Business development success lies in having a solid strategy and consistently executing actions to affect the strategy. It takes time to see the results of your actions, but it also takes time to put in the effort necessary to even hope to see results. Frustrating but true.
I recommend my clients work on their business development plan for three months and then evaluate what results they’re seeing. Sometimes that’s measured in new business, but especially for more high value/low volume practices, that’s measured in a wider network, in more conversations about business and how to get in line to pitch a new matter. The three-month evaluation is about whether you’re seeing results, not whether you’re getting new business. If there are no results, then we have to evaluate whether it’s the plan/execution that’s faulty and a change is required, whether skills development is needed, or whether there’s something else going on. If there are some results, I counsel my clients to keep going.

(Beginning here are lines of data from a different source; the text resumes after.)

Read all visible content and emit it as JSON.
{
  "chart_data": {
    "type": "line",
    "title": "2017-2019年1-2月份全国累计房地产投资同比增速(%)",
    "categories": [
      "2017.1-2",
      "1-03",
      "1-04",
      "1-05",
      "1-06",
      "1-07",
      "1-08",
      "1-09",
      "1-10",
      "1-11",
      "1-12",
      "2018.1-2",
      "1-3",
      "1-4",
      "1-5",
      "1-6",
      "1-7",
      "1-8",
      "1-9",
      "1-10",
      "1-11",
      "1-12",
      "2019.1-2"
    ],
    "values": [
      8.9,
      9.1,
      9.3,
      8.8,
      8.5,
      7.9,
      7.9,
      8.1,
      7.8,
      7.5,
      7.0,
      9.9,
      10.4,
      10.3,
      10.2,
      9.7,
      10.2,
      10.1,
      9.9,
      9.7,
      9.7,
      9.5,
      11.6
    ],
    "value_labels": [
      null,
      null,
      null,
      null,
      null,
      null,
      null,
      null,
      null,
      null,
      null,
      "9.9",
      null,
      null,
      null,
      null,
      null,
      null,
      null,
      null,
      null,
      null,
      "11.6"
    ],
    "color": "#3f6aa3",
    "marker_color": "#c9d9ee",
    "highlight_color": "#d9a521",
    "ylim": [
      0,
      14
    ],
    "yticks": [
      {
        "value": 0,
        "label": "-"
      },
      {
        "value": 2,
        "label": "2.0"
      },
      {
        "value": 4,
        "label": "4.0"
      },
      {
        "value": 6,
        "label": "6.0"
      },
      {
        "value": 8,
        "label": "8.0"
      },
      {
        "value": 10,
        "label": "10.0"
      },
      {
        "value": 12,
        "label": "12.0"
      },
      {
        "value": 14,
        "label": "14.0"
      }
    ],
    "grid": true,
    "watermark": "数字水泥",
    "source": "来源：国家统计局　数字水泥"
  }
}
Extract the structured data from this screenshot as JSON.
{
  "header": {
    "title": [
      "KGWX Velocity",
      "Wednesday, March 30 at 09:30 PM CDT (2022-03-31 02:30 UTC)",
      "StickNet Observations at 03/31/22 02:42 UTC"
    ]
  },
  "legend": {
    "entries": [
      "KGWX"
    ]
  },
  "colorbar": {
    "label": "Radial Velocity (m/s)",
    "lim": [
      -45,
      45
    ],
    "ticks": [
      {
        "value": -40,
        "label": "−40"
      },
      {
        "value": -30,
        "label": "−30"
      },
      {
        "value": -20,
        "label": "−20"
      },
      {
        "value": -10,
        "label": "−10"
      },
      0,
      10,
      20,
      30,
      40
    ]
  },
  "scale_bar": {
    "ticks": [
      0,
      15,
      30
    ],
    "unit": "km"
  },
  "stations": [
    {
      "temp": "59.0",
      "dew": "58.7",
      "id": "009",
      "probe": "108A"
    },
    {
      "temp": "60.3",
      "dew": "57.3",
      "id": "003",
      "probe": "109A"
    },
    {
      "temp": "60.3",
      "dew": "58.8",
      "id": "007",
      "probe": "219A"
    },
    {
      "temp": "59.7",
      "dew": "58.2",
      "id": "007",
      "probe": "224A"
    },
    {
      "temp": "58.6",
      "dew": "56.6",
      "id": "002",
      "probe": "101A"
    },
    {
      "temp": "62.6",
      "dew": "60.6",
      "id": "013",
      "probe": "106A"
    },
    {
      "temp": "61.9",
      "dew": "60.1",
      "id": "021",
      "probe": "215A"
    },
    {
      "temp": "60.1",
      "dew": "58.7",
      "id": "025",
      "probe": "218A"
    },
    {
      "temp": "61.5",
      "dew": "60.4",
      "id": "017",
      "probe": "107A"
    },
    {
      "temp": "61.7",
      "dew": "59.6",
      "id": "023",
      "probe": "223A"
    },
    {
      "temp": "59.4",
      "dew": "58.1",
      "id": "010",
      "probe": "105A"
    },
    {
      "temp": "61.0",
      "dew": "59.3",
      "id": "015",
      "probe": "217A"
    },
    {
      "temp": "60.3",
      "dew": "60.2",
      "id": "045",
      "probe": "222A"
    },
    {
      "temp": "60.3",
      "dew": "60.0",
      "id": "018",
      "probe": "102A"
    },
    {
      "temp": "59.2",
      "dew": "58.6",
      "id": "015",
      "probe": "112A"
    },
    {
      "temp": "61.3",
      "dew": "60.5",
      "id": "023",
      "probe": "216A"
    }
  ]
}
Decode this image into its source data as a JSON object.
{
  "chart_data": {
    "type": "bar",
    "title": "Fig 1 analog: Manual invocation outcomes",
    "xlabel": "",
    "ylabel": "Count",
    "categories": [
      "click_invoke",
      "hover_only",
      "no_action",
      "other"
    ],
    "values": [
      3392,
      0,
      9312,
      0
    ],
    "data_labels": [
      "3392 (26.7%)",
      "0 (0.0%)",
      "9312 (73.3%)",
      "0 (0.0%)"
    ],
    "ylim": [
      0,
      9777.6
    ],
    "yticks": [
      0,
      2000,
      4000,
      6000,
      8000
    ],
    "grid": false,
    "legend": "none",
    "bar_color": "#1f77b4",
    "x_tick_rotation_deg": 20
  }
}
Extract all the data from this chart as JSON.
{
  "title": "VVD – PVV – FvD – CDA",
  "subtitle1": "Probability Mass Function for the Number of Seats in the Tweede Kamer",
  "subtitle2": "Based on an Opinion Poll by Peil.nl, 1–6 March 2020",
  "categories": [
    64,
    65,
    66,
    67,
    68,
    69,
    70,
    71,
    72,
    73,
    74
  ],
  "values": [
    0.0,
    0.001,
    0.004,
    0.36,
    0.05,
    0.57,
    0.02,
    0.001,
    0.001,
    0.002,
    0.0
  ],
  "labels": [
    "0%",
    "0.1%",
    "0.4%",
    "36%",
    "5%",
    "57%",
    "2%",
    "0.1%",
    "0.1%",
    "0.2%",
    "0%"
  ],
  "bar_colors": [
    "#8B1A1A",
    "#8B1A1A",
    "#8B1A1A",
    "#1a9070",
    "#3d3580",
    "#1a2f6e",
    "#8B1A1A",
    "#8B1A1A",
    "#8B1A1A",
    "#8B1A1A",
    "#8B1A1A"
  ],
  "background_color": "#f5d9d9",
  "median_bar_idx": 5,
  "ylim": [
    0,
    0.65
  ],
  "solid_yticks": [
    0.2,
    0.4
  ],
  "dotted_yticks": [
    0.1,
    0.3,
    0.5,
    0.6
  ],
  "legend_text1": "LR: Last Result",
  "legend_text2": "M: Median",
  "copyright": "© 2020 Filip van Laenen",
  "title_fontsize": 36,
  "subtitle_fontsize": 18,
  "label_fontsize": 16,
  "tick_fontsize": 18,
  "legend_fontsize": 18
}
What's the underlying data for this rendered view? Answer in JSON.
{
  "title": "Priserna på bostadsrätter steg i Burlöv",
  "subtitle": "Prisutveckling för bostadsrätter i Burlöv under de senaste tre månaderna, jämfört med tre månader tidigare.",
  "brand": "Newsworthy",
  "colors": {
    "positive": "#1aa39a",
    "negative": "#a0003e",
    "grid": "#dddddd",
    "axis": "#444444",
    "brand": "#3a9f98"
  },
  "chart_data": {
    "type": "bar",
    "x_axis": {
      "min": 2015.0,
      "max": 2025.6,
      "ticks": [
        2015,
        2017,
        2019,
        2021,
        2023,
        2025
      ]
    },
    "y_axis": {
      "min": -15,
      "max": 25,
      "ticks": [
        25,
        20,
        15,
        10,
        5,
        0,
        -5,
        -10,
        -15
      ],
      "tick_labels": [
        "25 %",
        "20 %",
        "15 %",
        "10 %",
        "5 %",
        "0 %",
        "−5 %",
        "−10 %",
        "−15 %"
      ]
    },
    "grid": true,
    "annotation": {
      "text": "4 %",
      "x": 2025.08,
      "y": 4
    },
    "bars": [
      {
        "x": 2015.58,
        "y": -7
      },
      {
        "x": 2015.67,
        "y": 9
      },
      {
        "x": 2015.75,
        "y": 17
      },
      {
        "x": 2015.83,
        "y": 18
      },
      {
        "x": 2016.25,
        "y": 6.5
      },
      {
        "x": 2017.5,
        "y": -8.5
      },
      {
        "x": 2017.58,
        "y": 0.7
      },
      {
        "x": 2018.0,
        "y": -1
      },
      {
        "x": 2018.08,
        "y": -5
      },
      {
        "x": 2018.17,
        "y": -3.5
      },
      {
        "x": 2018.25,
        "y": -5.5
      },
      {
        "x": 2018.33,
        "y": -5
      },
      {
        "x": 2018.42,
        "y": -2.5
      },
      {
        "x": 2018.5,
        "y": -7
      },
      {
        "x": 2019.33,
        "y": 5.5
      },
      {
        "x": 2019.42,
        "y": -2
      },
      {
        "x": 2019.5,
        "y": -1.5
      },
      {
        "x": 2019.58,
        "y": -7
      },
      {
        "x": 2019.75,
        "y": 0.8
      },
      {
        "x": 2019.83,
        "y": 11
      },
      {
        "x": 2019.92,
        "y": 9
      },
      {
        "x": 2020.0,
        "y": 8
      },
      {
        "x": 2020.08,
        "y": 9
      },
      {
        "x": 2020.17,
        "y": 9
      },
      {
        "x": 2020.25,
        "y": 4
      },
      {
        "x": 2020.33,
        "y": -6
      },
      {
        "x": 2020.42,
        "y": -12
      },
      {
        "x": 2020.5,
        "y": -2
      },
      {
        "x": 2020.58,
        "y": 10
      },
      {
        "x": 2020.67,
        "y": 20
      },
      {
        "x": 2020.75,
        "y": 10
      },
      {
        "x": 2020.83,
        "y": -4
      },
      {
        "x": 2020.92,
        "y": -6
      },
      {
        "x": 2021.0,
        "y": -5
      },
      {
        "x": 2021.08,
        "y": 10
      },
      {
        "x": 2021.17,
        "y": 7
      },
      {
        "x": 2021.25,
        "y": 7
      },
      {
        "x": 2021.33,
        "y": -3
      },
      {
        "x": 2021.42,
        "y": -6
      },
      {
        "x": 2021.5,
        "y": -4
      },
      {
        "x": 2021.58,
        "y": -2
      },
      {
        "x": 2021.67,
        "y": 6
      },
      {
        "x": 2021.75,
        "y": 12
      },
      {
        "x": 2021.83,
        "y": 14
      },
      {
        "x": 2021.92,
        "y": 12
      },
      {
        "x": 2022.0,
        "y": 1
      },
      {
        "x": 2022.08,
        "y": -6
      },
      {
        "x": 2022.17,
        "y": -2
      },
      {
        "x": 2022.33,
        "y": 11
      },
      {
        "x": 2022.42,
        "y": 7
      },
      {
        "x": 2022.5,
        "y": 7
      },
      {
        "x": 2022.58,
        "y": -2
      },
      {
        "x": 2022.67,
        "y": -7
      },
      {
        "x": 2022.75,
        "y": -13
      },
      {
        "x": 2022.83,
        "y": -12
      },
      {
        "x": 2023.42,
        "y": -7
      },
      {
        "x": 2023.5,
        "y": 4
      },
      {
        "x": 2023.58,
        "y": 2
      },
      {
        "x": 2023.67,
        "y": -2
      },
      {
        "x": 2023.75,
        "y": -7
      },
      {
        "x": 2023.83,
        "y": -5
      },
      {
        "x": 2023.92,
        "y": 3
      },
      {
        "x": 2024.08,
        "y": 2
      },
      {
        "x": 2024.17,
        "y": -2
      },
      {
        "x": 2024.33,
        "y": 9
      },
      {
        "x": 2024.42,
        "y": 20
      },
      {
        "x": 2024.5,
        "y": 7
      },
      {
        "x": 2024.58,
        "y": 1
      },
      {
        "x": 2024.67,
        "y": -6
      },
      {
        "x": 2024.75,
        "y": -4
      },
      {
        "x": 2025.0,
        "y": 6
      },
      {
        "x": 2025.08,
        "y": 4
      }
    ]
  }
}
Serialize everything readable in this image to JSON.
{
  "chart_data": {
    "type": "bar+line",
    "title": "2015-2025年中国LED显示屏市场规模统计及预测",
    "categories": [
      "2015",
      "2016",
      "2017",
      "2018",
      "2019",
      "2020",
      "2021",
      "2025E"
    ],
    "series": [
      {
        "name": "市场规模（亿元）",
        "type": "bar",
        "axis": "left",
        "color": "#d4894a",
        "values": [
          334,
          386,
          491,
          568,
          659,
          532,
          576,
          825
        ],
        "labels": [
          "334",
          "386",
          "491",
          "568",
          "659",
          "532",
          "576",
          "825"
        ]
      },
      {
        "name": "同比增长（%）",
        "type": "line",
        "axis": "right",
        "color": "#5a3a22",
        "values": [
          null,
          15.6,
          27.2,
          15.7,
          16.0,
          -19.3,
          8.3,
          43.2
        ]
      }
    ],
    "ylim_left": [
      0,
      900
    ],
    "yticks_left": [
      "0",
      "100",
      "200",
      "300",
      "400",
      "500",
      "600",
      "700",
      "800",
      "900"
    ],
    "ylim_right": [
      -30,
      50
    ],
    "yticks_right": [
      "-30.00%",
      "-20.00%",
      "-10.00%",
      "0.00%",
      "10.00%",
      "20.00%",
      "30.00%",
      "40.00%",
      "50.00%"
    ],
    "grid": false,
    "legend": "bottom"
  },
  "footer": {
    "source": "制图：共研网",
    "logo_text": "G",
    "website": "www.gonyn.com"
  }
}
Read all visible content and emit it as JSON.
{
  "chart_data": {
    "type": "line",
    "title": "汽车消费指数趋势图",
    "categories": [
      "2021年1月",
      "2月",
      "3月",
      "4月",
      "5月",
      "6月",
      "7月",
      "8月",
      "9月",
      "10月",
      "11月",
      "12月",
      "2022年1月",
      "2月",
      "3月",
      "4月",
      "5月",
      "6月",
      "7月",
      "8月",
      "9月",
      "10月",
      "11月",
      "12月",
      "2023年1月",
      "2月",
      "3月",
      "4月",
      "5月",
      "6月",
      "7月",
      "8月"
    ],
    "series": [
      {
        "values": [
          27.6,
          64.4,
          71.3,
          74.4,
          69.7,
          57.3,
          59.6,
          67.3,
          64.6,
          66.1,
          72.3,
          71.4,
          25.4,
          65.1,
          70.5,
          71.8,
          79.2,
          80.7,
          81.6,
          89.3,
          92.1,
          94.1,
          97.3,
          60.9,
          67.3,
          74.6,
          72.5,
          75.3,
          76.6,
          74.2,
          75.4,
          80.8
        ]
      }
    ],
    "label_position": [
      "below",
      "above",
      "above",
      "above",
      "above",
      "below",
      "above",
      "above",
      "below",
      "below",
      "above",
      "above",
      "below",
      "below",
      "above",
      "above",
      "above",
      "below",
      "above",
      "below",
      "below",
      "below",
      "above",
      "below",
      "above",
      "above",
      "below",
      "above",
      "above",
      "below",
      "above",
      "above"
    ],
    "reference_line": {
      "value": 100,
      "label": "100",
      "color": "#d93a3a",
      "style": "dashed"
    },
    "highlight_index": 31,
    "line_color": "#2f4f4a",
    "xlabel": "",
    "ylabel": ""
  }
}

The second evaluation period comes at six months. Are you seeing measurable results that indicate that you’re on the right track? Have you been invited to pitch or join a potential client’s panel of law firms? Have you built inroads in a group of potential clients and begun to develop strong relationships? Are you speaking on a bigger stage (which might be literally speaking at larger gatherings or possibly in smaller groups of carefully targeted contacts)? Have your relationships with your A-list deepened?
After engaging in this analysis, the next question is whether the results are strong enough to indicate that you should stay the course. It’s a more quantitative time in vs. results out inquiry. Finally, you look at the list you’ve been keeping of other ideas and determine whether you should stop something you’re doing and try one of them instead.
If you try a new idea before giving your old plans a fair trial, and especially if you do that over and over, you won’t hit momentum and you will undercut any potential of harnessing the power of consistent execution. Instead, you’ll jump from one plan to another then to another, expending lots of energy and investing lots of time and getting few results.
The Bottom Line regarding your BD plan
Take consistent action with your business development plan. Decide to engage in BD with consistency, and you’ll see results. But if you keep changing plans midstream and discover that your results are lacking, question the strength of your decision first.